Advanced data wrangling

The Wrangling Data section of these tutorials have introduced all sorts of ways to transform, manipulate, and reshape data. These tools will be sufficient to handle many data analysis projects, but if you are looking to learn more, or do something beyond the scope of those tools, below is a compilation of links to some additional resources.

Doing things many times with purrr

In R, there are many ways of doing things repeatedly; you may have heard of for loops, the apply family, or mapping functions. The “tidy approach” to running a function many times, or “iterating,” is implemented in the purrr package via map functions. Dr. Rebecca Barter wrote a wonderful introduction to purrr that we recommend if you want to learn about vectors, lists, data frames, and iterating over them. To learn more about iteration generally, check out the R for Data Science chapter on the topic.

Writing your own functions

As you do more data analysis, you may find yourself finding uses for the same code time and time again. Rather than copying and pasting each time you need that code, you could automate that task by writing your own function. The R for Data Science book outlines three advantages of writing a custom function over copying and pasting:

  1. You can give a function an evocative name that makes your code easier to understand.

  2. As requirements change, you only need to update code in one place, instead of many.

  3. You eliminate the chance of making incidental mistakes when you copy and paste (i.e. updating a variable name in one place, but not in another).

We recommend the R4DS Chapter if you are interested in learning more about writing your own functions!

Working with time and date data with lubridate

If you have worked with time and/or date data, you may have found it trickier than expected. As the relevant R for Data Science chapter notes about dates and times: “You use them all the time in your regular life, and they don’t seem to cause much confusion. However, the more you learn about dates and times, the more complicated they seem to get.” We recommend the chapter linked above if you need to work with time and/or data and don’t know where to start.
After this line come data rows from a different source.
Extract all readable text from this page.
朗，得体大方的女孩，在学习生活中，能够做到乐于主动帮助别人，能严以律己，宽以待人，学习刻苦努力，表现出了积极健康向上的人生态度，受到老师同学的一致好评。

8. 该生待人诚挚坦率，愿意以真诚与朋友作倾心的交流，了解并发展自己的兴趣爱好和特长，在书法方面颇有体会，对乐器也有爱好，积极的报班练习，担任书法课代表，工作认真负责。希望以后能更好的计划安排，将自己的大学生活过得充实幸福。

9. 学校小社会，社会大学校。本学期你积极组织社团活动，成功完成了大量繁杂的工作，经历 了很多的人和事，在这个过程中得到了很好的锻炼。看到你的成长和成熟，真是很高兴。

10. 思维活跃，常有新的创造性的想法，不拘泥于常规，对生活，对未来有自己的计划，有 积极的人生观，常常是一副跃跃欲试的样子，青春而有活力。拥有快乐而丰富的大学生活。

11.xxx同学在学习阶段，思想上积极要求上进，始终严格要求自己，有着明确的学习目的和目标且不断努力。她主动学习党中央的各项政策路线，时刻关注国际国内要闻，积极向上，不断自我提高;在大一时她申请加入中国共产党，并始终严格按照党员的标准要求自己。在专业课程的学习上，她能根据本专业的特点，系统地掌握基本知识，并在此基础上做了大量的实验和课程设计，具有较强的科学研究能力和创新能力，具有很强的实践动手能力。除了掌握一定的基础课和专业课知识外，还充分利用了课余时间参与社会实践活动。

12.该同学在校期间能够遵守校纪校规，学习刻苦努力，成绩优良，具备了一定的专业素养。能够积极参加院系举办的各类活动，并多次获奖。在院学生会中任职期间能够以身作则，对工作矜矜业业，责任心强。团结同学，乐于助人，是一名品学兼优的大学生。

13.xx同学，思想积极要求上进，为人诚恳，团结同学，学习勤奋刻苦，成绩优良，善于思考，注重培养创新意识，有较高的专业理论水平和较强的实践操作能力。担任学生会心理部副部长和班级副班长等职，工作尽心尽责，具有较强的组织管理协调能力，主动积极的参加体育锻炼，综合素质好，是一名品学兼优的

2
Working with categories using forcats

In R, data can be classified in a number of ways: logical (true/false), numeric (numbers), or character / string (words). Another data type is a “factor”, or categorical data. When visualizing or presenting categorical data, the order of those categories is often important.

By default, R will order characters alphabetically; if you are graphing categorical data, this ordering may not make sense. (Example: we generally consider days of the week in a non-alphabetical order.) You can reorder categories in your data using forcats. Our brief tutorial on how to refactor levels within plots can be found here

You can learn more about factors, how to make your variables into factors, and how to change the order of factors in the R for Data Science chapter.